In this regard, I believe that our FIA Girls on Track initiative is particularly significant. Combining a taste of competition with an array of workshops that showcase various aspects of the sport, it is a programme through which the FIA and its ASNs have connected with tens of thousands of 8-18 year olds. We continue to roll out FIA Girls on Track in countries around the world and while it will take time for the benefits to be felt, in the coming years I am sure we will see an increase in female participation, growth in the number of young women choosing third level studies oriented towards our industry and a greater female presence in the motor sport workforce in all departments.
In these strange and unsettling times, this year has been a challenge for everyone. However, we are blessed to have creative and resourceful minds and determined characters within our ranks, and we have not been deterred by the restrictions imposed by the COVID-19 pandemic. Indeed, new and different opportunities have emerged, as we look to technology as a means of reaching an even wider audience. Our FIA Girls on Track – Virtual Experiences have been a great success and we will continue to develop this area of engagement, as these experiences have shown that there is a huge online community wishing to connect with and be inspired by successful women in our sport.
This year we also launched FIA Girls on Track – Rising Stars. Designed to support young racers at an early stage of development this has also proven hugely successful. The fact that motor sport’s most celebrated team, Ferrari, has joined as our first manufacturer partner is testament to the progress the Commission has made over the past decade. Ferrari’s commitment to the goals of the Commission and enthusiasm for the Rising Stars project is a great endorsement of the work we are doing. It gives me confidence that we are working in the right way, integrating the girls with their male counterparts from an early age, putting them in an environment in which they push themselves to compete against the best regardless of gender. I know from my own experience that to reach the top you have to take on and beat everyone, in a mixed environment, and our partnership with the Ferrari Driver Academy will put our best young female racers in that position.
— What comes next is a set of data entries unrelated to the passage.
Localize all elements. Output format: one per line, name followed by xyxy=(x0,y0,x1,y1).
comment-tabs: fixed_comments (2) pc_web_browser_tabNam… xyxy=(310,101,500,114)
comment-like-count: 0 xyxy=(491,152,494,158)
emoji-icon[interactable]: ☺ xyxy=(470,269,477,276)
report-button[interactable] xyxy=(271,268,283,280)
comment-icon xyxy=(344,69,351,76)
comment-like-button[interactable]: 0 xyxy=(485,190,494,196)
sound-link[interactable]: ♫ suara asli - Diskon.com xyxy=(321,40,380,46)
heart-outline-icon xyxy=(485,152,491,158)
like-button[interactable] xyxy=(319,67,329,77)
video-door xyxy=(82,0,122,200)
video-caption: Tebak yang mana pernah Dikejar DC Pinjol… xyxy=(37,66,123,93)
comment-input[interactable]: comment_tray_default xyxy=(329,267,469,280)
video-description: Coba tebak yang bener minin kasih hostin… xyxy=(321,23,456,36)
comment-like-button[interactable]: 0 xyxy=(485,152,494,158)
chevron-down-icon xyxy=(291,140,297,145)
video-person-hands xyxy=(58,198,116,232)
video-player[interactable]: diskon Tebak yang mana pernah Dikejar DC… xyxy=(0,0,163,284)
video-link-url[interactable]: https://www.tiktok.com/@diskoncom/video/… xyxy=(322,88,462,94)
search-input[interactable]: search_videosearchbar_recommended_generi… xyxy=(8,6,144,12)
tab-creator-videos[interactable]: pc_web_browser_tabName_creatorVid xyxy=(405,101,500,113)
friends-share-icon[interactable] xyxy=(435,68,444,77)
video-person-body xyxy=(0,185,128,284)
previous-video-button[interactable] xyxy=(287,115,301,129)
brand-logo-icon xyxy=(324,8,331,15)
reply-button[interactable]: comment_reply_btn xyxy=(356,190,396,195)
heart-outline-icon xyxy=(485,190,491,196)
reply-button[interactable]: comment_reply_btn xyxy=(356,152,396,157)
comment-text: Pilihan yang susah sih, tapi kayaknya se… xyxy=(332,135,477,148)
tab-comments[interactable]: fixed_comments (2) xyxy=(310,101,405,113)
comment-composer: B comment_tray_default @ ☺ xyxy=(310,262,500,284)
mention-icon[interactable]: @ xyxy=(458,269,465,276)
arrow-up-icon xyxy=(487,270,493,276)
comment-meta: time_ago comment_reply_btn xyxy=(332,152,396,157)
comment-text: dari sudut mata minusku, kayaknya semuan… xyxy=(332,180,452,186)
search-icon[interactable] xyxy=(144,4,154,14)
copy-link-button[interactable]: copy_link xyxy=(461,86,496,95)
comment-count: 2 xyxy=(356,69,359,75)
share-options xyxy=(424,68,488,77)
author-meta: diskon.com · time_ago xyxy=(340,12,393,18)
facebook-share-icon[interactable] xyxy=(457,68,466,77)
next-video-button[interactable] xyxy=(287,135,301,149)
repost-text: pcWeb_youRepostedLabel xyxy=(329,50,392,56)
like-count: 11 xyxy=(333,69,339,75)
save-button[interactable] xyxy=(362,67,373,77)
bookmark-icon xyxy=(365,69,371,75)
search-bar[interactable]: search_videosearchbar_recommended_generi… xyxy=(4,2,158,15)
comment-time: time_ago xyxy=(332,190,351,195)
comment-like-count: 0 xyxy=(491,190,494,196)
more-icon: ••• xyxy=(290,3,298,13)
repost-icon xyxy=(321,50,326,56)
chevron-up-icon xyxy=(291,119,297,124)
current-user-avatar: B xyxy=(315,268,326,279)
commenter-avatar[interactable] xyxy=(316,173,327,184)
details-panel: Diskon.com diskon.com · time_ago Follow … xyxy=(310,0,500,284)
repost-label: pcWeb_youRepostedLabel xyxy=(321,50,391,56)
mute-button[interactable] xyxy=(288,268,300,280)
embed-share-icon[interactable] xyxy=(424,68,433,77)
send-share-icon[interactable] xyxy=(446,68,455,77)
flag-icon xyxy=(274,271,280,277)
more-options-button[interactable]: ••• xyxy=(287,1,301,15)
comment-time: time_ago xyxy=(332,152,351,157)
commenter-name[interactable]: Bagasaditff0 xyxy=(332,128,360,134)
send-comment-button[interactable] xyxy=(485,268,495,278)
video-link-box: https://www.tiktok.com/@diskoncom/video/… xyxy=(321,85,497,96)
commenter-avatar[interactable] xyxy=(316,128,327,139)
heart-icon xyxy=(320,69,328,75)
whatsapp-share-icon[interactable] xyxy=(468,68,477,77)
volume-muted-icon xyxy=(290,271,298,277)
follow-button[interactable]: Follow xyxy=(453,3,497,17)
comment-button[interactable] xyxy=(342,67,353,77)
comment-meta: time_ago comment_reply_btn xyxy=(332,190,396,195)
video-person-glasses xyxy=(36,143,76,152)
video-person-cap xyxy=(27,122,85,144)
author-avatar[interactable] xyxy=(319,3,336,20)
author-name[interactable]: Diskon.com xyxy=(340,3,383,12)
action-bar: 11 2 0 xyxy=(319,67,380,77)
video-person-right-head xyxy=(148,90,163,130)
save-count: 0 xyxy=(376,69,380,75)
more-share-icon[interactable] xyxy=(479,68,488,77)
Our projects over the years are too numerous to mention individually, but it is particularly pleasing that in our 10th anniversary year we saw the world’s best female racers competing successfully at the top levels of the sport. I speak of the Iron Dames and the Richard Mille Racing Team, both of which have had great seasons in the European Le Mans Series, as well as at Le Mans, despite the obvious difficulties imposed by COVID-19.
The Iron Dames claimed three podium places during the year, and both crews impressed at the 24 Hours of Le Mans with ninth place finishes in the GT and LMP2 categories. For many years I dreamed of seeing front-running female crews in professional teams and at last we have achieved that with the support of Deborah Mayer and Richard Mille, determined and passionate people providing concrete support for female racers. I know there is so much more to come from these teams and their drivers in 2021.
Finally, I would like to take the opportunity to thank everyone who has, and is helping to progress our work. It would not have been possible without the hard work of some faithful members and the FIA WIM team. Hopefully over the next 10 years this will continue to accelerate and we will see many more women fighting for the top step of their chosen podium.